Coordinating with local hospitals in the Sacramento area, Miller teams up with volunteer photographers and Lynn Greene of the San Francisco Bay area’s Moment by Moment, another photography non-profit of the same nature.
“Martha Graham, 1948.” Photo © Estate of Yousuf Karsh/Courtesy of National Portrait Gallery, Smithsonian Institute
Yousuf Karsh’s Powerful Portfolio
Famously expressing that “the heart and mind are the true lens of the camera,” notable international portrait photographer Yousuf Karsh certainly followed the wisdom in his words. His elegantly lit black-and-white portraits of some of the most influential people of the last century are evidence enough, including a stoic Ernest Hemingway, a nearly growling Winston Churchill, a tired-looking Albert Einstein and a pensive Edward R. Murrow characteristically holding a cigarette, among many, many others.

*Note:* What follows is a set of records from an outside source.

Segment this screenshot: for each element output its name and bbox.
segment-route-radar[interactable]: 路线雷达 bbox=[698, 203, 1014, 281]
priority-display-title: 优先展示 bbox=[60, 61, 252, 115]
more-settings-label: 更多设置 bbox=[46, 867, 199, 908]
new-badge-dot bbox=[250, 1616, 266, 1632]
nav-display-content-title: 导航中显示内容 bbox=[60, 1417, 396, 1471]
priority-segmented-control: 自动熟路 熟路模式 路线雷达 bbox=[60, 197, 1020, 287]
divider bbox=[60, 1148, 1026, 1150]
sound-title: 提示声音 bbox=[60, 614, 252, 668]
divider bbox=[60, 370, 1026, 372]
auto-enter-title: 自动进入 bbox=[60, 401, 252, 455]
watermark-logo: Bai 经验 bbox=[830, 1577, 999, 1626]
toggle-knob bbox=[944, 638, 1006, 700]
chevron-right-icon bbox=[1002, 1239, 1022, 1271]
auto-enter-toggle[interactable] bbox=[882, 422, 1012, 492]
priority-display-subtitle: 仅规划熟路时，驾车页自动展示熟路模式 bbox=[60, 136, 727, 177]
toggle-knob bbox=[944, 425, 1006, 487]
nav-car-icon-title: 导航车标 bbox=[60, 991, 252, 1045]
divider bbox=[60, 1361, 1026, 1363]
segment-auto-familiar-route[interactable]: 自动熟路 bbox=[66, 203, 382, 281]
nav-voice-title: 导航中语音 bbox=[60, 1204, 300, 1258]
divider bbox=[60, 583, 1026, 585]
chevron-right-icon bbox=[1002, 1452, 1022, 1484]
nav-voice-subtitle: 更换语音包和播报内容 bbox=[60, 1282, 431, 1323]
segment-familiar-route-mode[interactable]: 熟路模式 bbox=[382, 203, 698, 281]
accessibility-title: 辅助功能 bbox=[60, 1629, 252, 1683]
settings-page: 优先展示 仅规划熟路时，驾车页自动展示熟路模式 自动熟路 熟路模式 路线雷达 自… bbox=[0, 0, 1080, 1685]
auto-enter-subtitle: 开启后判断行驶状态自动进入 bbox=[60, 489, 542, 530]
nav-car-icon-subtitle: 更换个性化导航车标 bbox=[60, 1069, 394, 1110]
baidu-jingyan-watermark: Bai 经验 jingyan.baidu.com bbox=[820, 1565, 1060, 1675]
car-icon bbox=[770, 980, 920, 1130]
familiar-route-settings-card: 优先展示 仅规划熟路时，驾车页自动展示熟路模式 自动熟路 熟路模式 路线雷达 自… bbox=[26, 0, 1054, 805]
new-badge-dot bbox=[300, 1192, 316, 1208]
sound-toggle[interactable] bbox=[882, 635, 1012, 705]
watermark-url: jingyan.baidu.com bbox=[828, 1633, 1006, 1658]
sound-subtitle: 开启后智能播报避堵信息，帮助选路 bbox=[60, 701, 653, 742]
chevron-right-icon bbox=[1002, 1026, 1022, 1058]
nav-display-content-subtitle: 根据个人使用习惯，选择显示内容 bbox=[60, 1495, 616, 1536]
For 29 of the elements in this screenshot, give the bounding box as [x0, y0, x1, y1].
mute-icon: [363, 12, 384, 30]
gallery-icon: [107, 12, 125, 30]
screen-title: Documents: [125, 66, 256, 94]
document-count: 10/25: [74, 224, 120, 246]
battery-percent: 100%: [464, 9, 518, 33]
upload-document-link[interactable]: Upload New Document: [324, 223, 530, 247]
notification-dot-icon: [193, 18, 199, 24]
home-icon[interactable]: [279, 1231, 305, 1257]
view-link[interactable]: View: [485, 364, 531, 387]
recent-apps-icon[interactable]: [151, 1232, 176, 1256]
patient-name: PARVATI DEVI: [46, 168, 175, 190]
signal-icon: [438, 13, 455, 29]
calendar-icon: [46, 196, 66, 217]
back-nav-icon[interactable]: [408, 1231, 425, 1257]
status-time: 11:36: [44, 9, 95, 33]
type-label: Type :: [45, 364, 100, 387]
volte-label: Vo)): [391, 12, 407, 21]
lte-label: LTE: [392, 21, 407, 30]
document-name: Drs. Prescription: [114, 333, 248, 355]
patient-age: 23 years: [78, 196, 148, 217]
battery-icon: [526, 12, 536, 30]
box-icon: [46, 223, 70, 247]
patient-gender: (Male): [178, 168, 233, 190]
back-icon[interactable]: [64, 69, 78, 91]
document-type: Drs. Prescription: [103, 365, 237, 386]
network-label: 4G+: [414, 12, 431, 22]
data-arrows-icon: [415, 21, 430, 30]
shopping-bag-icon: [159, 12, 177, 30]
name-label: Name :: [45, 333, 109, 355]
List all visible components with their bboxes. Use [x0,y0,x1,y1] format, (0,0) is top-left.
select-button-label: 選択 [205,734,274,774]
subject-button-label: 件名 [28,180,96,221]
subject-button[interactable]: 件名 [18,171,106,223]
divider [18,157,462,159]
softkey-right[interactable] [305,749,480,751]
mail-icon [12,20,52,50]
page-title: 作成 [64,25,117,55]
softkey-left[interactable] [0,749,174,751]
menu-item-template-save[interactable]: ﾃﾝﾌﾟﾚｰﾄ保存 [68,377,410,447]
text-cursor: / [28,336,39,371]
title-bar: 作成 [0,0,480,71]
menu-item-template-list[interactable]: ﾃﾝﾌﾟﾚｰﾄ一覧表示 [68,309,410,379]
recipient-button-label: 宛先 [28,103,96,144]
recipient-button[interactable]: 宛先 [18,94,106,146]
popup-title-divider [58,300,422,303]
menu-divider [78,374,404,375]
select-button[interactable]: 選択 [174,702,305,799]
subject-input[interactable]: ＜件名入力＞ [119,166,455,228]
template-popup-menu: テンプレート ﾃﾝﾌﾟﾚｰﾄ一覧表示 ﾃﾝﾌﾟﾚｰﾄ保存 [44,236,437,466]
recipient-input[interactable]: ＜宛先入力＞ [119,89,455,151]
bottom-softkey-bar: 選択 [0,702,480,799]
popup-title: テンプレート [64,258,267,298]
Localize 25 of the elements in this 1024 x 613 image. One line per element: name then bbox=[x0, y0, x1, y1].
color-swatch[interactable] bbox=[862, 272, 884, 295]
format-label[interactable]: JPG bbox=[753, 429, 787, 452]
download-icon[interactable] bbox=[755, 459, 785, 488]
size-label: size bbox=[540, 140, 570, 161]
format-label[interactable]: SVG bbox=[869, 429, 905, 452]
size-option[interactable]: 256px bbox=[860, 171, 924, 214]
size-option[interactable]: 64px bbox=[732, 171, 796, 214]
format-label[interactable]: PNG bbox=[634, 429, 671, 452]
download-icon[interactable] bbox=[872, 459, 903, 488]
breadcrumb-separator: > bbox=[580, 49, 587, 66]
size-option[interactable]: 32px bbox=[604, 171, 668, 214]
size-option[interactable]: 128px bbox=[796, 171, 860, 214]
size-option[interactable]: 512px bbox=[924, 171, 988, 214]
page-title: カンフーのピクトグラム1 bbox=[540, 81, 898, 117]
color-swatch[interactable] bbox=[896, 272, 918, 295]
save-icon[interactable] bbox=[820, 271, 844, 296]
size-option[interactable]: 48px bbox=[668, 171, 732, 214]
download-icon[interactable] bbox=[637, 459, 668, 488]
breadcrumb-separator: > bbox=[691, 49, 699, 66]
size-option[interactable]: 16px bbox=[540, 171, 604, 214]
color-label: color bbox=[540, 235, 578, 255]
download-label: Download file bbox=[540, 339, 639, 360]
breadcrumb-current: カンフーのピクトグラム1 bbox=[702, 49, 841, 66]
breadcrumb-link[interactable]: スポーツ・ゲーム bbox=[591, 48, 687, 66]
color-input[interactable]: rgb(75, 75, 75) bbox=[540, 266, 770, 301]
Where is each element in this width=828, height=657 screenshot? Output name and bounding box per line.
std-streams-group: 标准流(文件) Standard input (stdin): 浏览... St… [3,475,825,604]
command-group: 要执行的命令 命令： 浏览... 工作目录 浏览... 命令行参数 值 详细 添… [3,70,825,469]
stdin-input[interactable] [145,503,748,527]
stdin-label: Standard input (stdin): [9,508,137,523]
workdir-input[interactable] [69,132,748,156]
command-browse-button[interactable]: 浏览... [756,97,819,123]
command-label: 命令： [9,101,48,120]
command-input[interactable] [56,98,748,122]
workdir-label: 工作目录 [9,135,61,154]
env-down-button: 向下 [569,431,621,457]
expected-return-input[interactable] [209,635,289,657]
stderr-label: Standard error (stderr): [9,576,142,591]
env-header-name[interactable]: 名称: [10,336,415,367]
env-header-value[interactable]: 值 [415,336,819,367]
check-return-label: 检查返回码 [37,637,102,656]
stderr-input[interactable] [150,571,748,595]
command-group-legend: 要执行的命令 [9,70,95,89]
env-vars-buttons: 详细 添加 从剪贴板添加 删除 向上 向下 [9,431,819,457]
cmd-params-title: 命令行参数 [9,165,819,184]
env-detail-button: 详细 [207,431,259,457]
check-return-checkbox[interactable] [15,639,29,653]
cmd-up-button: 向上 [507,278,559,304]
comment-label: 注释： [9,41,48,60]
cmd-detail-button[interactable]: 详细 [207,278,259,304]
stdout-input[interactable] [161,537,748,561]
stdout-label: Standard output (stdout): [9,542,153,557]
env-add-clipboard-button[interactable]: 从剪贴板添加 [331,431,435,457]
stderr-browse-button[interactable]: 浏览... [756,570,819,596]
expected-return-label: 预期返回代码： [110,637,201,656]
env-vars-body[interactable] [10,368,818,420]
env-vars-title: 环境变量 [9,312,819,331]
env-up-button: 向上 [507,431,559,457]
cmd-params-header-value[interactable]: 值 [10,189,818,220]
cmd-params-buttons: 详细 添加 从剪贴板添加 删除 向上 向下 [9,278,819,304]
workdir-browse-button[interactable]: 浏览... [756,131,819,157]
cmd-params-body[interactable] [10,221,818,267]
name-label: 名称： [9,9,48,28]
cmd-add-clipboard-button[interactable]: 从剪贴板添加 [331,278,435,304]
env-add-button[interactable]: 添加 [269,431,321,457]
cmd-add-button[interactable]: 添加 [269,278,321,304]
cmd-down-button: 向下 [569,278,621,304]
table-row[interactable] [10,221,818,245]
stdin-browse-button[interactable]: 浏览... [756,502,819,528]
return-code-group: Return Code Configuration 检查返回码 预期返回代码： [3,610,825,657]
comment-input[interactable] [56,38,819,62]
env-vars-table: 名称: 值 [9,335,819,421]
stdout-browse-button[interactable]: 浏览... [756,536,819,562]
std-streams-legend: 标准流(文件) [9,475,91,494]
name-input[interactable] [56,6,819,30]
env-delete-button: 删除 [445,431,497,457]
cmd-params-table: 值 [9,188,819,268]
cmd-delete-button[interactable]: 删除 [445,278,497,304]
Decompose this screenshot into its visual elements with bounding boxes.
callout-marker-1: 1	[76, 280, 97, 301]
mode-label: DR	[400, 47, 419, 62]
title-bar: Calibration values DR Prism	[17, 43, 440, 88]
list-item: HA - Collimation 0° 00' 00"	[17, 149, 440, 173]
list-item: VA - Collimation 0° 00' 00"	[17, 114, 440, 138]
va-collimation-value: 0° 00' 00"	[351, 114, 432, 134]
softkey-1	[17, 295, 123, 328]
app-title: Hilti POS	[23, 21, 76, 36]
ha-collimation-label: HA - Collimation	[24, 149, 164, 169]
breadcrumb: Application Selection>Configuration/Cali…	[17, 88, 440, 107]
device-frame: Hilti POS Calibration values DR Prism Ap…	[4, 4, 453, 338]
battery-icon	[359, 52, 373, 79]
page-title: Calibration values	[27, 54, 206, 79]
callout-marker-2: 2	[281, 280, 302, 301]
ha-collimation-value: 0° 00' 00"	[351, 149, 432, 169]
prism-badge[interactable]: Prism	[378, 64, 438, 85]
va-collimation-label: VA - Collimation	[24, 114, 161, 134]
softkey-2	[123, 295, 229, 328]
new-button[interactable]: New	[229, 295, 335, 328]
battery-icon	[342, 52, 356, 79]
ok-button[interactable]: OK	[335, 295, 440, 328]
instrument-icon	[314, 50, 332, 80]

Estrellita Karsh, Yousuf’s wife, donated 100 such portraits to the Smithsonian’s National Portrait Gallery, many of which comprise the Gallery’s current exhibit “Yousuf Karsh: American Portraits.”
“[Karsh] not only had the uncanny ability to amplify a person’s character, but also offered everyday people the opportunity to glimpse into the private lives of the men and women who shaped the 20th century in a way that feels both personal and real,” says gallery director Kim Sajet in a statement. “I am thrilled to have his important work play an integral part in building the nation’s collectionof portraits.”
The exhibit is on display through November 2, 2014.